Sunday, May 24, 2015

Sunday Globe Special: Puerto Rican Classroom

"Puerto Rico struggling to maintain its schools amid cutbacks, exodus" by Danica Coto Associated Press  May 17, 2015

SAN JUAN — Francisco Oller Elementary School once bustled with children, but now birds nest in classrooms strewn with leaves and with glass from shattered fluorescent lights. Long-discarded homework assignments paper the ground. Graffiti covers the walls.

The school, in a city just outside San Juan, is among more than 150 closed since 2010 as a worsening economic crisis in Puerto Rico has prompted hundreds of thousands of people to move to the US mainland over the past decade.

Driven by a combination of budget cuts and declining enrollment, the loss of so many schools is having a profound impact on communities in the US territory, forcing many children to travel to new campuses and creating a blight in places already hard-hit by recession.

The government says the situation could get much worse. It warned recently that by early next year it may run out of money to pay its bills, and over the next five years it may have to close nearly 600 of the 1,387 remaining schools across the island to save $249 million a year.

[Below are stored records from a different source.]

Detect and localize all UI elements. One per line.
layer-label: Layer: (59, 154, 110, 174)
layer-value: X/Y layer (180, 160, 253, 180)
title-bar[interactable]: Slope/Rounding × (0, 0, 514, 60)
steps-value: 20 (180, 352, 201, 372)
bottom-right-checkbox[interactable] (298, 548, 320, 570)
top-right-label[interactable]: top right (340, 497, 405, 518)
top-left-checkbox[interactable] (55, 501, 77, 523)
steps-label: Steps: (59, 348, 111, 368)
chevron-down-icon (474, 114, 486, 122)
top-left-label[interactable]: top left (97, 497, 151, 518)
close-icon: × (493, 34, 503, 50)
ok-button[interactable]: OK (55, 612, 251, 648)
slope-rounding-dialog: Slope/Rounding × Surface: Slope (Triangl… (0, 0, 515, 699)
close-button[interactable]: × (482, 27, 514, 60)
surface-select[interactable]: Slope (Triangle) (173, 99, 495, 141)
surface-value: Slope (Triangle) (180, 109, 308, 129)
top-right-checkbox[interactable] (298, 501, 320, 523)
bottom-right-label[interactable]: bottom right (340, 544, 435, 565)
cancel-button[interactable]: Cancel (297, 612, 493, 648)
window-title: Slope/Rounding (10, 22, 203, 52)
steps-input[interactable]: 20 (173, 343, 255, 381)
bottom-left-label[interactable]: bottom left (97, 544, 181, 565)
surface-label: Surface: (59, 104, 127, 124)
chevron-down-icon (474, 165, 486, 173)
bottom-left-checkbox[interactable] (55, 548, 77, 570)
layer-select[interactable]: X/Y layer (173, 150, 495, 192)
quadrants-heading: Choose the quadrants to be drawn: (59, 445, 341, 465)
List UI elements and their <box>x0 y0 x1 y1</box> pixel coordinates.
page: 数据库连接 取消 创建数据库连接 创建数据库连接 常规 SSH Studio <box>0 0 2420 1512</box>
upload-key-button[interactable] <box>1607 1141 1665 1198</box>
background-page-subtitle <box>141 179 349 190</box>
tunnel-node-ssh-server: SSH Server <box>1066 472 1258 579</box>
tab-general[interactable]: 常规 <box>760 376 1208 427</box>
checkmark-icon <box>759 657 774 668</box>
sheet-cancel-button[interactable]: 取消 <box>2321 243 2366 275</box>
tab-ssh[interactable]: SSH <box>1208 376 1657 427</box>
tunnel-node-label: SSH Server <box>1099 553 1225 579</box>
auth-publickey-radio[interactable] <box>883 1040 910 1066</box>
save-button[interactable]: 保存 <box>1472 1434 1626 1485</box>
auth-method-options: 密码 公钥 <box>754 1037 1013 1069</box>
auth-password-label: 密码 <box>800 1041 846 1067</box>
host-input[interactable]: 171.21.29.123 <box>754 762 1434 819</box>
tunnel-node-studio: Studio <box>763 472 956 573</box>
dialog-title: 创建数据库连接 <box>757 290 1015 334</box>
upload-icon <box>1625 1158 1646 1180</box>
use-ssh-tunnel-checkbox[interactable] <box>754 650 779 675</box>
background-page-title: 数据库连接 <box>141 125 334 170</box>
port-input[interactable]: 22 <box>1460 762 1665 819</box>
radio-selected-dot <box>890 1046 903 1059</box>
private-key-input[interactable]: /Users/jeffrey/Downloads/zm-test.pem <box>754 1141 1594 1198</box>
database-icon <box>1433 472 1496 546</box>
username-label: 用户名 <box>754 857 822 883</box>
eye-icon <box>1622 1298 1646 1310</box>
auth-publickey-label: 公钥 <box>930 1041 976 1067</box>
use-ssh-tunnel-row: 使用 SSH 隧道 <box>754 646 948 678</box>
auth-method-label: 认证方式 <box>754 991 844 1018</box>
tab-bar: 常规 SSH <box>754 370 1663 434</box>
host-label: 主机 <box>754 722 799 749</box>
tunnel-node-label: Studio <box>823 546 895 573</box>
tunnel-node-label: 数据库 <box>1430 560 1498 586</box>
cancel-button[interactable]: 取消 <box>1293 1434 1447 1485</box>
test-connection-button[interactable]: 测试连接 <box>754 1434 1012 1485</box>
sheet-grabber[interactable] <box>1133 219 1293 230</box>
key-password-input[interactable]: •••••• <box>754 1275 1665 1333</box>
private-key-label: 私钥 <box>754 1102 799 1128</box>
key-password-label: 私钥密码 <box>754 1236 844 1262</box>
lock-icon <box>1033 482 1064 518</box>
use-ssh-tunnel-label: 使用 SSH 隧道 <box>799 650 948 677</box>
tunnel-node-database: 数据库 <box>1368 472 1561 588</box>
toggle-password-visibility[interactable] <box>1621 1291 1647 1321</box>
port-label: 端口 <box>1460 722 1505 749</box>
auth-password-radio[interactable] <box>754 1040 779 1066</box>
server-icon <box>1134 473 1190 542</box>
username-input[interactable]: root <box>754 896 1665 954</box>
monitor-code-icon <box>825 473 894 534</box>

At one time there were 1,460 public schools in Puerto Rico.

The trend ‘‘speaks volumes about how we’re losing population, about how we’re not being efficient in building the island’s future, about how we’re losing opportunities to create citizens,’’ said San Juan Mayor Carmen Yulin Cruz. ‘‘I’m extremely concerned this will increase the hopelessness and mistrust that the island has in itself, and lead people to think that the only option to succeed and support their families is to leave the island.’’

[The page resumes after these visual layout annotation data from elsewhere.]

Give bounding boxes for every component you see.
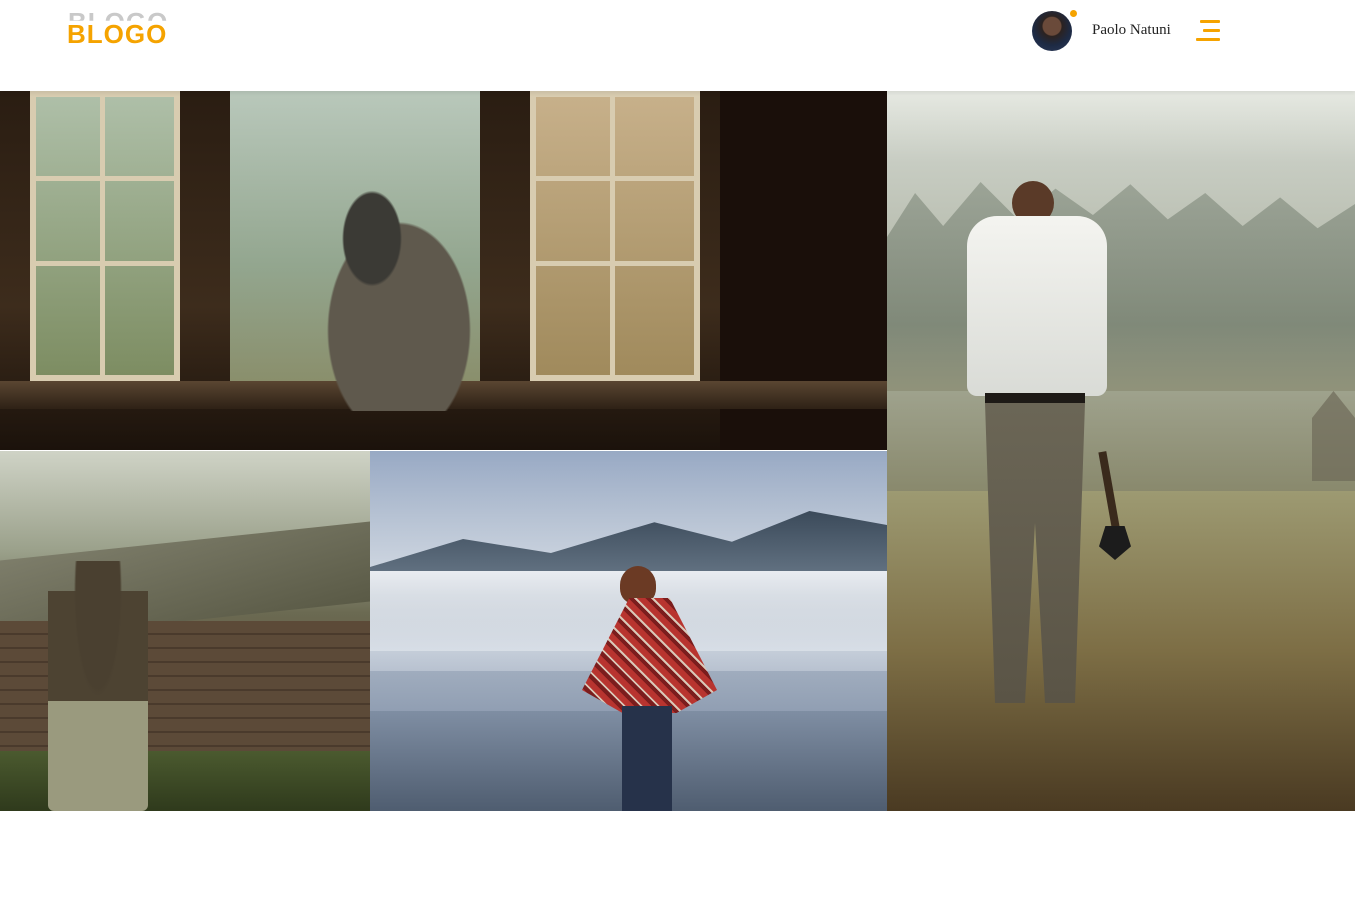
window-right	[530, 91, 700, 381]
foggy-treeline	[887, 182, 1355, 391]
hooded-person	[48, 561, 148, 811]
gallery-tile-ruined-house[interactable]	[0, 451, 370, 811]
window-frame	[610, 91, 615, 381]
hamburger-menu-icon[interactable]	[1196, 20, 1220, 42]
user-name[interactable]: Paolo Natuni	[1092, 22, 1171, 39]
photo-gallery	[0, 91, 1355, 811]
sitting-person	[300, 181, 480, 411]
window-left	[30, 91, 180, 381]
menu-bar	[1203, 29, 1220, 32]
plaid-poncho	[582, 598, 717, 713]
walking-man	[967, 181, 1131, 741]
window-frame	[30, 261, 180, 266]
white-shirt	[967, 216, 1107, 396]
window-frame	[530, 261, 700, 266]
jeans	[622, 706, 672, 811]
avatar-image	[1032, 11, 1072, 51]
pants	[985, 403, 1085, 703]
menu-bar	[1200, 20, 1220, 23]
menu-bar	[1196, 38, 1220, 41]
site-logo[interactable]: BLOGO BLOGO	[67, 8, 179, 48]
window-frame	[100, 91, 105, 381]
site-header: BLOGO BLOGO Paolo Natuni	[0, 0, 1355, 91]
gallery-tile-window-scene[interactable]	[0, 91, 887, 450]
user-avatar[interactable]	[1032, 10, 1077, 51]
gallery-tile-man-with-axe[interactable]	[887, 91, 1355, 811]
window-frame	[530, 176, 700, 181]
gallery-tile-misty-lake[interactable]	[370, 451, 887, 811]
distant-cabin	[1312, 391, 1355, 481]
belt	[985, 393, 1085, 403]
window-frame	[30, 176, 180, 181]
online-status-dot	[1070, 10, 1077, 17]
person-in-poncho	[582, 566, 717, 811]
logo-text: BLOGO	[67, 19, 168, 49]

Puerto Rico has seen school enrollment drop 42 percent in the past three decades, and an additional 22 percent drop is expected over the next five years, according to a report by the Boston Consulting Group, which signed a multimillion-dollar deal with the government to help restructure the island’s education system.

Much of the drop is the result of parents moving to the mainland in search of opportunities, including many teachers from the island being recruited for their bilingual skills.

Among the tens of thousands of people who left last year was 27-year-old Devis Gonzalez, who moved his family to Orlando after finding a job as a truck driver.

‘‘The reason was plain and simple: work,’’ he said. ‘‘Like everyone else, we were looking for a better quality of life.’’

His young son attended a school in a rural area of Puerto Rico’s central mountain range that teachers say is among dozens expected to close permanently this summer, raising concerns that some children might have to travel a half-hour by bus to the nearest school.

Many, including Senator Mari Tere Gonzalez, president of the Senate’s education commission, criticize the government’s handling of the closures.

She said officials did not take transportation logistics and special-education needs into account. The Boston Consulting Group noted that 30 percent of Puerto Rico students receive specialized education, twice the average on the US mainland.